Seanad debates
Wednesday, 25 April 2018
Smoking Ban: Motion
10:30 am
Gabrielle McFadden (Fine Gael) | Oireachtas source
I am very pleased to speak on this Bill. I commend my colleague Senator Reilly. I acknowledge his absolute passion for this topic and moreover for protecting people. That comes, I suppose, from being a doctor as his life revolves around looking after and protecting people. I commend his work.
This proposal to ban smoking where food is served will "de-normalise" the use of cancer-causing cigarettes. Senator Dolan spoke of how normal it was for him and his brother to watch their mother smoke. My mother smoked when I was a child and asked us as we were growing up to please not smoke. She said she did not know the terrible effect of smoking when she started and then she became addicted. Cigarettes are an addictive drug. It took her many years to give them up. As teenagers, of course, we knew better and it was cool to smoke so we laughed it off and smoked. I continued until I was pregnant with my first daughter. The smoking ban in pubs and restaurants stopped me ever going back to smoking. When I was pregnant I would say I could not wait for the day I had the baby and looked forward to a lovely cup of coffee and a cigarette. When she was born I did not do that because I was looking after her but when I went out for the first time without having a child with me I did not want to smoke because I would not go out on the street to smoke. We know the ban works.
As Senator Reilly said, no conversation about tobacco can begin without remembering the 6,000 men and women in this country who die prematurely because of the product. The situation is improving, however, because of the ban in restaurants and pubs and the plain packaging which Senator Reilly worked so hard to get. Although they are not supposed to smoke in a car with children I see people doing it and marvel at how a parent with a small child could do that.

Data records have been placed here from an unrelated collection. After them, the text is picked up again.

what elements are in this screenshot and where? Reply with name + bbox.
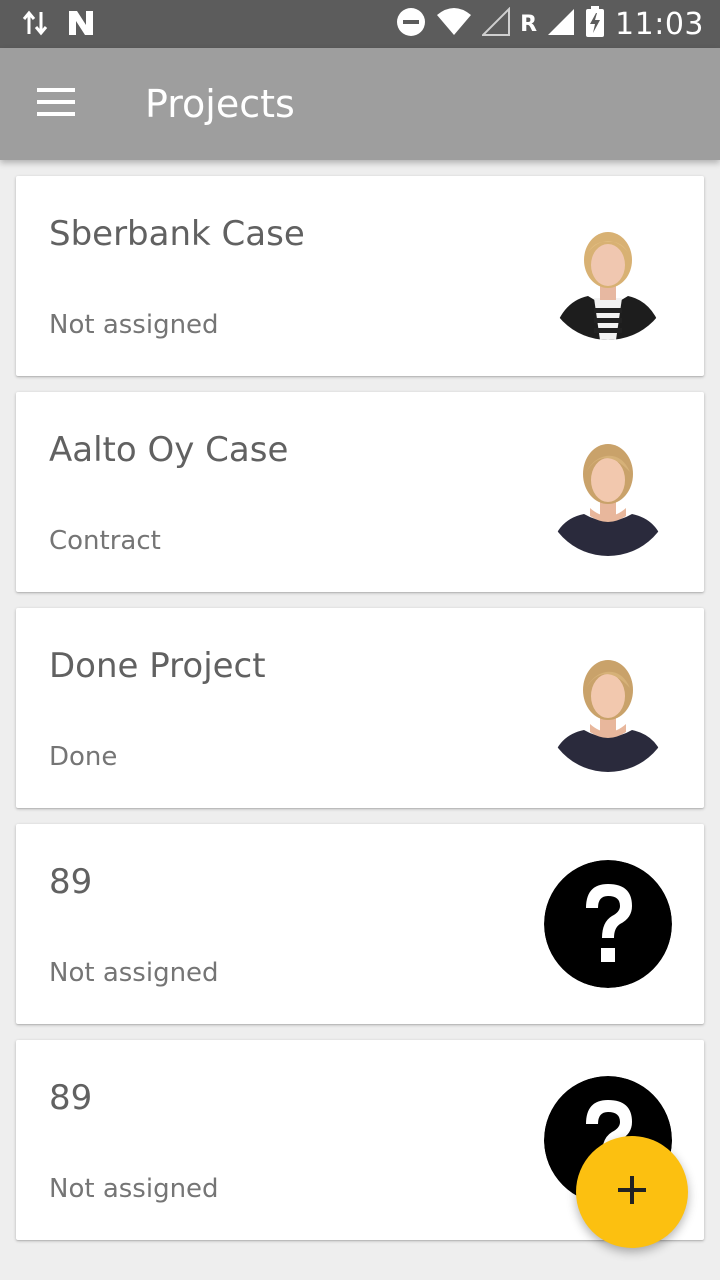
- status-bar-right: R 11:03: [396, 6, 704, 43]
- person-photo-icon: [544, 428, 672, 556]
- person-photo-icon: [544, 212, 672, 340]
- plus-icon: [616, 1174, 648, 1211]
- project-card[interactable]: 89 Not assigned: [16, 824, 704, 1024]
- project-list: Sberbank Case Not assigned Aalto Oy Case…: [16, 176, 704, 1256]
- status-bar: R 11:03: [0, 0, 720, 48]
- menu-button[interactable]: [24, 76, 88, 132]
- project-card[interactable]: Sberbank Case Not assigned: [16, 176, 704, 376]
- add-project-button[interactable]: [576, 1136, 688, 1248]
- project-title: 89: [49, 862, 93, 902]
- data-transfer-icon: [22, 8, 48, 43]
- project-title: Done Project: [49, 646, 266, 686]
- wifi-icon: [436, 7, 472, 42]
- question-mark-icon: [544, 860, 672, 988]
- project-status: Not assigned: [49, 1174, 219, 1204]
- do-not-disturb-icon: [396, 7, 426, 42]
- project-title: Sberbank Case: [49, 214, 305, 254]
- network-type-label: R: [520, 12, 538, 37]
- project-card[interactable]: Done Project Done: [16, 608, 704, 808]
- n-notification-icon: [66, 9, 96, 42]
- project-card[interactable]: Aalto Oy Case Contract: [16, 392, 704, 592]
- project-status: Contract: [49, 526, 161, 556]
- project-status: Not assigned: [49, 958, 219, 988]
- project-status: Done: [49, 742, 118, 772]
- person-photo-icon: [544, 644, 672, 772]
- project-status: Not assigned: [49, 310, 219, 340]
- avatar: [544, 860, 672, 988]
- avatar: [544, 428, 672, 556]
- status-time: 11:03: [615, 7, 704, 42]
- signal-strength-icon: [547, 7, 575, 42]
- project-title: Aalto Oy Case: [49, 430, 289, 470]
- avatar: [544, 644, 672, 772]
- project-title: 89: [49, 1078, 93, 1118]
- page-title: Projects: [145, 82, 295, 126]
- app-bar: Projects: [0, 48, 720, 160]
- status-bar-left: [22, 8, 96, 43]
- signal-icon: [480, 6, 511, 42]
- hamburger-menu-icon: [37, 87, 75, 121]
- battery-charging-icon: [585, 6, 605, 43]
- avatar: [544, 212, 672, 340]
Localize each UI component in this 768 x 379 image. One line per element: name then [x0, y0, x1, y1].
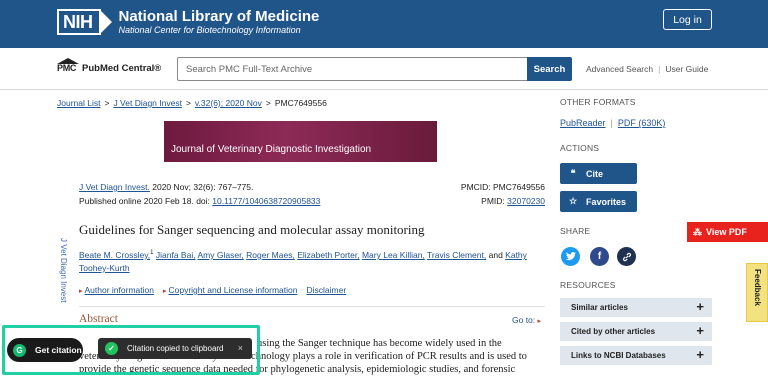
get-citation-button[interactable]: G Get citation: [7, 338, 83, 362]
divider: [79, 306, 545, 307]
copyright-toggle[interactable]: ▸ Copyright and License information: [163, 285, 298, 295]
breadcrumb-journal[interactable]: J Vet Diagn Invest: [113, 98, 182, 108]
pmc-logo-text: PubMed Central®: [82, 62, 162, 74]
share-heading: SHARE: [560, 226, 591, 236]
advanced-search-link[interactable]: Advanced Search: [586, 64, 653, 74]
abstract-heading: Abstract: [79, 313, 118, 325]
citation-line: J Vet Diagn Invest. 2020 Nov; 32(6): 767…: [79, 182, 253, 192]
goto-menu[interactable]: Go to: ▸: [512, 315, 541, 325]
published-line: Published online 2020 Feb 18. doi: 10.11…: [79, 196, 321, 206]
login-button[interactable]: Log in: [663, 9, 712, 30]
author-link[interactable]: Elizabeth Porter,: [297, 250, 359, 260]
quote-icon: ❝: [570, 168, 576, 178]
plus-icon: +: [696, 347, 704, 362]
actions-heading: ACTIONS: [560, 143, 600, 153]
other-formats-heading: OTHER FORMATS: [560, 97, 636, 107]
pmid: PMID: 32070230: [481, 196, 545, 206]
close-icon[interactable]: ×: [238, 343, 243, 353]
view-pdf-button[interactable]: ⁂ View PDF: [687, 222, 768, 242]
copied-toast: ✓ Citation copied to clipboard ×: [98, 338, 252, 359]
doi-link[interactable]: 10.1177/1040638720905833: [212, 196, 320, 206]
star-icon: ☆: [568, 196, 578, 206]
check-icon: ✓: [105, 342, 118, 355]
pmcid: PMCID: PMC7649556: [460, 182, 545, 192]
article-title: Guidelines for Sanger sequencing and mol…: [79, 222, 425, 237]
breadcrumb: Journal List > J Vet Diagn Invest > v.32…: [57, 98, 327, 108]
search-links: Advanced Search | User Guide: [586, 64, 709, 74]
g-logo-icon: G: [13, 343, 26, 357]
format-links: PubReader | PDF (630K): [560, 118, 666, 128]
pdf-link[interactable]: PDF (630K): [618, 118, 666, 128]
breadcrumb-issue[interactable]: v.32(6); 2020 Nov: [195, 98, 262, 108]
author-list: Beate M. Crossley,1 Jianfa Bai, Amy Glas…: [79, 249, 527, 273]
cited-by-item[interactable]: Cited by other articles +: [560, 322, 712, 341]
facebook-icon[interactable]: f: [590, 247, 609, 266]
disclaimer-link[interactable]: Disclaimer: [306, 285, 346, 295]
breadcrumb-journal-list[interactable]: Journal List: [57, 98, 100, 108]
author-link[interactable]: Roger Maes,: [246, 250, 295, 260]
breadcrumb-current: PMC7649556: [274, 98, 327, 108]
expand-triangle-icon: ▸: [162, 288, 167, 295]
journal-link[interactable]: J Vet Diagn Invest.: [79, 182, 150, 192]
author-link[interactable]: Travis Clement,: [427, 250, 486, 260]
author-link[interactable]: Mary Lea Killian,: [362, 250, 425, 260]
search-input[interactable]: Search PMC Full-Text Archive: [177, 57, 527, 81]
cite-button[interactable]: ❝ Cite: [560, 163, 637, 184]
favorites-button[interactable]: ☆ Favorites: [560, 191, 637, 212]
author-link[interactable]: Beate M. Crossley,: [79, 250, 150, 260]
citation-details: 2020 Nov; 32(6): 767–775.: [152, 182, 254, 192]
expand-triangle-icon: ▸: [79, 288, 83, 295]
plus-icon: +: [696, 323, 704, 338]
author-information-toggle[interactable]: ▸ Author information: [79, 285, 154, 295]
nih-header: NIH National Library of Medicine Nationa…: [0, 0, 768, 48]
pmc-building-icon: PMC: [57, 58, 79, 74]
author-link[interactable]: Amy Glaser,: [198, 250, 244, 260]
nih-logo[interactable]: NIH National Library of Medicine Nationa…: [57, 8, 319, 36]
nih-badge: NIH: [57, 9, 111, 35]
pmid-link[interactable]: 32070230: [507, 196, 545, 206]
copy-link-icon[interactable]: [617, 247, 636, 266]
user-guide-link[interactable]: User Guide: [665, 64, 708, 74]
journal-vertical-label: J Vet Diagn Invest: [59, 238, 68, 303]
twitter-icon[interactable]: [561, 247, 580, 266]
article-info-links: ▸ Author information ▸ Copyright and Licen…: [79, 285, 346, 295]
pmc-logo[interactable]: PMC PubMed Central®: [57, 58, 161, 74]
nih-subtitle: National Center for Biotechnology Inform…: [118, 24, 301, 35]
nih-title: National Library of Medicine: [118, 7, 320, 25]
journal-banner[interactable]: Journal of Veterinary Diagnostic Investi…: [164, 121, 437, 162]
author-link[interactable]: Jianfa Bai,: [156, 250, 196, 260]
journal-banner-title: Journal of Veterinary Diagnostic Investi…: [171, 144, 372, 155]
plus-icon: +: [696, 299, 704, 314]
similar-articles-item[interactable]: Similar articles +: [560, 298, 712, 317]
resources-heading: RESOURCES: [560, 280, 616, 290]
goto-triangle-icon: ▸: [537, 318, 542, 325]
molecule-icon: ⁂: [693, 226, 702, 237]
search-button[interactable]: Search: [527, 57, 572, 81]
pubreader-link[interactable]: PubReader: [560, 118, 606, 128]
ncbi-links-item[interactable]: Links to NCBI Databases +: [560, 346, 712, 365]
feedback-tab[interactable]: Feedback: [746, 263, 768, 322]
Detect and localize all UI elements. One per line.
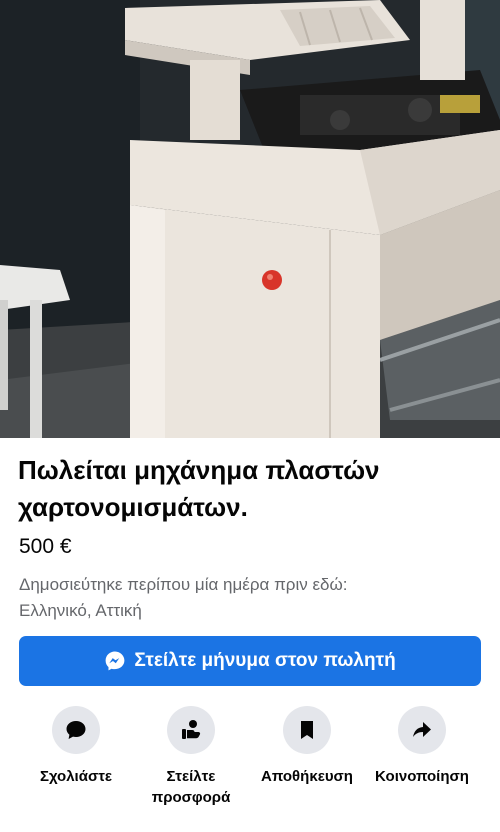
listing-location: Ελληνικό, Αττική bbox=[19, 601, 142, 620]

The Royal College of Physicians of Ireland's policy group on tobacco "strongly supports" this Bill. Dr. Des Cox, a paediatric respiratory consultant said this measure is important to reduce smoking: "Any level of exposure to tobacco smoke is unacceptable . . . . The developing lungs of children are particularly susceptible to damage from second-hand smoke ...". It is a no-brainer to take the next step and ban smoking in areas where people are eating. Nobody is forcing business owners to stop providing a smoking area for customers. It is the right of business people to do that if they so wish. It is much more important that we protect those people who want to eat out and do not want to inhale second-hand smoke. It is not just a question of the economic factors at play here in the way of hospital beds and days lost from work but of the emotional cost, the sadness and hardship that a family goes through when one of them gets cancer from smoking. I commend Senator Reilly on all the work he has done thus far and I am very proud to support his Private Member’s Bill.